What SoftBank Is Putting Into Roze
The new company’s asset base could draw from what SoftBank already owns, pulling in energy holdings, land, and infrastructure from across the conglomerate’s portfolio. ABB Robotics, a deal SoftBank struck last year, would likely come along too, with plans to marry that hardware business to AI-driven software.
Valued at $5.4 billion, that acquisition brought SoftBank robotic arms optimized for welding, which is one of the tasks Roze might seek to automate during data center construction projects. SoftBank has also been working on a cableless server rack design that replaces traditional power cables with metal bars and uses custom network connectors instead of fiber-optic wires, a redesign specifically intended to make robotic installation and maintenance more practical.
The Larger Infrastructure Play
Roze does not exist in isolation.
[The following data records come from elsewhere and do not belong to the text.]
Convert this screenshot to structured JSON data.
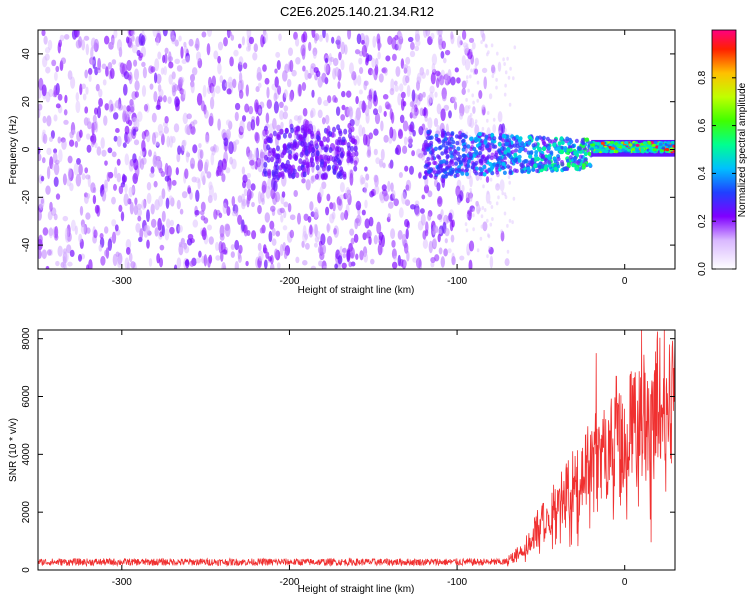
{
  "title": "C2E6.2025.140.21.34.R12",
  "chart_data": [
    {
      "type": "heatmap",
      "xlabel": "Height of straight line (km)",
      "ylabel": "Frequency (Hz)",
      "xlim": [
        -350,
        30
      ],
      "ylim": [
        -50,
        50
      ],
      "xticks": [
        -300,
        -200,
        -100,
        0
      ],
      "yticks": [
        -40,
        -20,
        0,
        20,
        40
      ],
      "colorbar": {
        "label": "Normalized spectral amplitude",
        "range": [
          0,
          1
        ],
        "ticks": [
          0.0,
          0.2,
          0.4,
          0.6,
          0.8
        ],
        "tick_labels": [
          "0.0",
          "0.2",
          "0.4",
          "0.6",
          "0.8"
        ]
      },
      "description_series": [
        {
          "x_range": [
            -350,
            -70
          ],
          "band": [
            -50,
            50
          ],
          "amplitude": [
            0.05,
            0.25
          ]
        },
        {
          "x_range": [
            -120,
            -20
          ],
          "band": [
            -10,
            6
          ],
          "amplitude": [
            0.2,
            0.5
          ]
        },
        {
          "x_range": [
            -20,
            30
          ],
          "band": [
            -2,
            4
          ],
          "amplitude": [
            0.3,
            1.0
          ]
        }
      ]
    },
    {
      "type": "line",
      "xlabel": "Height of straight line (km)",
      "ylabel": "SNR (10 * v/v)",
      "xlim": [
        -350,
        30
      ],
      "ylim": [
        0,
        8300
      ],
      "xticks": [
        -300,
        -200,
        -100,
        0
      ],
      "yticks": [
        0,
        2000,
        4000,
        6000,
        8000
      ],
      "color": "#f03030",
      "envelope": [
        {
          "x": -350,
          "y": 250
        },
        {
          "x": -100,
          "y": 250
        },
        {
          "x": -70,
          "y": 350
        },
        {
          "x": -60,
          "y": 800
        },
        {
          "x": -50,
          "y": 1800
        },
        {
          "x": -40,
          "y": 2500
        },
        {
          "x": -30,
          "y": 3200
        },
        {
          "x": -20,
          "y": 4000
        },
        {
          "x": -10,
          "y": 4600
        },
        {
          "x": 0,
          "y": 5200
        },
        {
          "x": 10,
          "y": 5800
        },
        {
          "x": 20,
          "y": 6400
        },
        {
          "x": 30,
          "y": 6700
        }
      ],
      "peaks": [
        {
          "x": -17,
          "y": 7500
        },
        {
          "x": 10,
          "y": 8300
        },
        {
          "x": -5,
          "y": 6700
        }
      ]
    }
  ]
}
At the start of last year, SoftBank partnered with OpenAI, Oracle, and others on the Stargate project, a planned $500 billion investment to build AI data center capacity across the U.S. SoftBank is also building a 10-gigawatt data center in Ohio, powered by a $33 billion natural gas plant funded by the Japanese government.
The Japanese conglomerate’s broader AI strategy is now structured around three pillars: an equity position in OpenAI for the application layer, Arm Holdings for the chip layer, and a portfolio of compute and infrastructure investments at the physical layer. Roze is described as the keystone of that third pillar.
However, there remains a resistance inside SoftBank as not everyone is convinced. The Financial Times found resistance among certain SoftBank executives toward the $100 billion figure and the aggressive schedule, with geopolitical instability in the Middle East among the factors fueling their doubts. If market or regulatory conditions shift, the IPO could be pushed to 2027.
For now, what is clear from the assets being assembled to the IPO timeline being pursued is that the company is treating robotic construction of AI infrastructure as a commercial category worth owning as opposed to just funding from a distance.